Um brilho de interesse cruzou o olhar de Gabriel.

Não era ruim que uma mulher tivesse um gênio forte; se fosse fácil demais, perderia a graça.

Sem se importar, ele continuou ligando.

Urbano não notou que Gabriel estava fazendo uma chamada de vídeo e sussurrou para Fagner:

— A Celeste perdeu o juízo? Ela está tentando dar o troco?

Fagner estreitou os olhos, aprofundando o olhar.

Não disse nada.

Ele olhou para Gregório, sentado não muito longe.

O homem estava recostado no sofá, com uma expressão apática, inclinando-se para ouvir o que Dulce dizia.

Onde é que ele parecia se importar com alguma coisa?

Será que Celeste havia se arrependido do divórcio e, para provocar Gregório, não hesitaria em usar métodos tão decadentes?

— Gregório? Você não vai impedi-la?

Dulce, sentada bem ao lado de Gregório, perguntou em voz baixa.

Ela suspirou suavemente:

— Acho que a Celeste está passando um pouco dos limites.

Como irmã mais velha de Celeste, era natural que ela expressasse sua opinião.

Gregório girou a borda do copo com os dedos longos.

— Impedir o quê?

Seus olhos eram límpidos e serenos, sem revelar qualquer perturbação.

Parecia tão distante que nem sequer processava o que ela estava perguntando.

Um sorriso despontou nos lábios de Dulce. Ela brindou com ele e encerrou aquele assunto:

— Mais tarde, vamos dar uma volta na praia. Só nós dois.

Gabriel via a quantidade de vezes que a ligação fora recusada.

Não tinha intenção de parar.

Insistia incansavelmente.

Enquanto ligava, erguia o copo para beber com as pessoas ao redor.

No hotel.

Após recusar a chamada pela enésima vez e continuar sendo perturbada.

Celeste parou de redigir a fórmula, trocou um olhar com David Costa e decidiu atender.

A primeira coisa que viu foi o ambiente escuro de um bar, com uma música não tão barulhenta, mas sim bastante suave.

Gabriel não percebeu que ela havia atendido e continuava conversando com a pessoa ao seu lado.

— Que tal cantarmos uma música juntos?
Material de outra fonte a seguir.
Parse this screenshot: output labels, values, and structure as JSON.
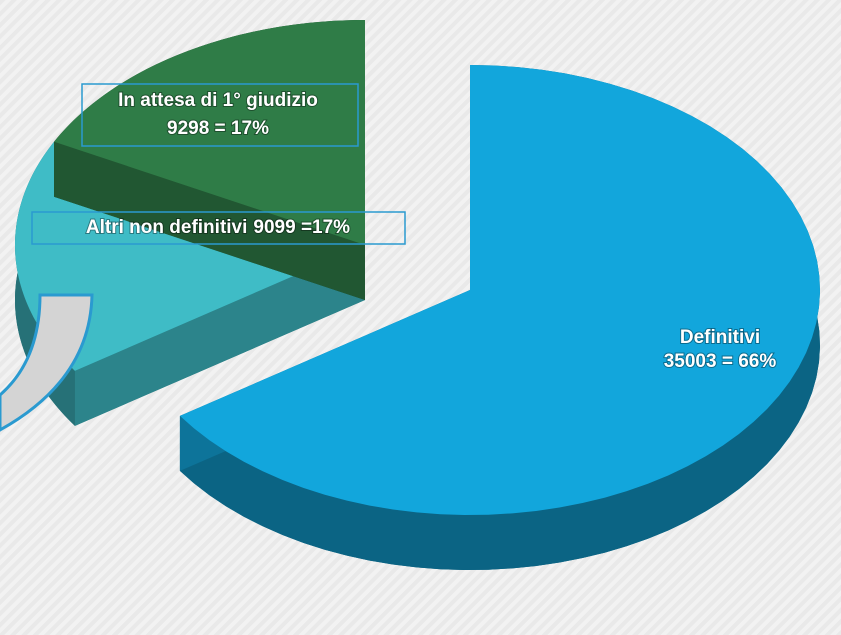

Pessoa Especial, pode ser?

Celeste conhecia aquela canção.

Podia-se dizer que era uma balada transbordando de amor.

Aquilo não seria apenas cantar.

Seria uma troca de juras apaixonadas.

Ela definitivamente não tinha fetiche em ouvir como os dois flertavam ou como viviam seu romance tórrido.
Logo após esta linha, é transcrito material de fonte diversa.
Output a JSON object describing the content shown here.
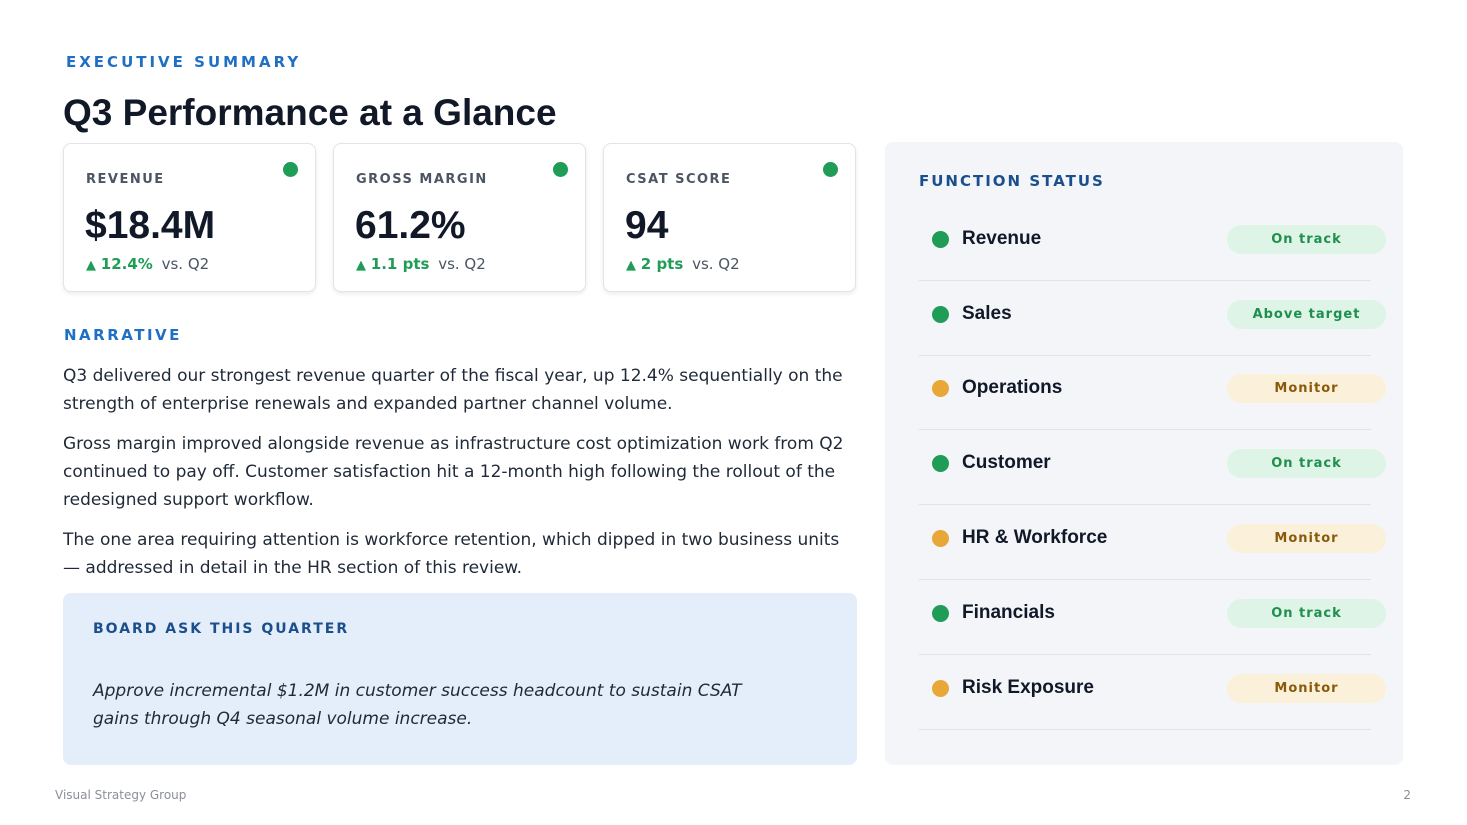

Quando estava prestes a desligar.

Gabriel de repente abriu a boca:

— Por que a Sra. Alves não nos conta primeiro como começou o romance com o Diretor Souza? Como ele fez para conquistá-la? O Diretor Souza também podia me dar umas dicas. Amanhã eu vou sair com a Celeste, como faço para o nosso encontro avançar para algo mais profundo?
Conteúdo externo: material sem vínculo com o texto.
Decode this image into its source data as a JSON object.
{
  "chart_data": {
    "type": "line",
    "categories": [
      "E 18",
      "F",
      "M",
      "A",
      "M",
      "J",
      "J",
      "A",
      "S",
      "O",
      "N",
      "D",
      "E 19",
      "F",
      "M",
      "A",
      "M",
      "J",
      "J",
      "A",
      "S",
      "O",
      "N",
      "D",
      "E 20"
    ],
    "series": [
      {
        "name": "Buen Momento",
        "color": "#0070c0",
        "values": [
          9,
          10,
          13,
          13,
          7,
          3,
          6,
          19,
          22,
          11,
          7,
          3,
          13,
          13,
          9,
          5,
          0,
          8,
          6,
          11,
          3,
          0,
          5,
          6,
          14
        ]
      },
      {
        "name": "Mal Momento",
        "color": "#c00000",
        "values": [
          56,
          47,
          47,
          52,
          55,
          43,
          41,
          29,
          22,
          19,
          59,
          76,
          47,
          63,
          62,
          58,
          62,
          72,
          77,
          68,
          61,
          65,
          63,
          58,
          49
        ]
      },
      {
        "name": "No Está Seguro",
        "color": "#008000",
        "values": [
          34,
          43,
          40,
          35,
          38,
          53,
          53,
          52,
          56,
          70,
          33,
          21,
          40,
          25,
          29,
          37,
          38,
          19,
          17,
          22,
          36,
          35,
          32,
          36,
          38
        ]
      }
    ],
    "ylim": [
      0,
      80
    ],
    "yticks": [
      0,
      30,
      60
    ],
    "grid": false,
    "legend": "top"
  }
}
Aquela menção a avançar para algo mais profundo.

Celeste não era idiota.

Entendia perfeitamente que ele queria dizer levá-la para a cama.

Não esperava que Gabriel fosse pedir conselhos amorosos justo para Gregório.

Ela havia se tornado o assunto da roda de fofocas entre eles.

Gregório iria mesmo ensinar a Gabriel como... conquistá-la?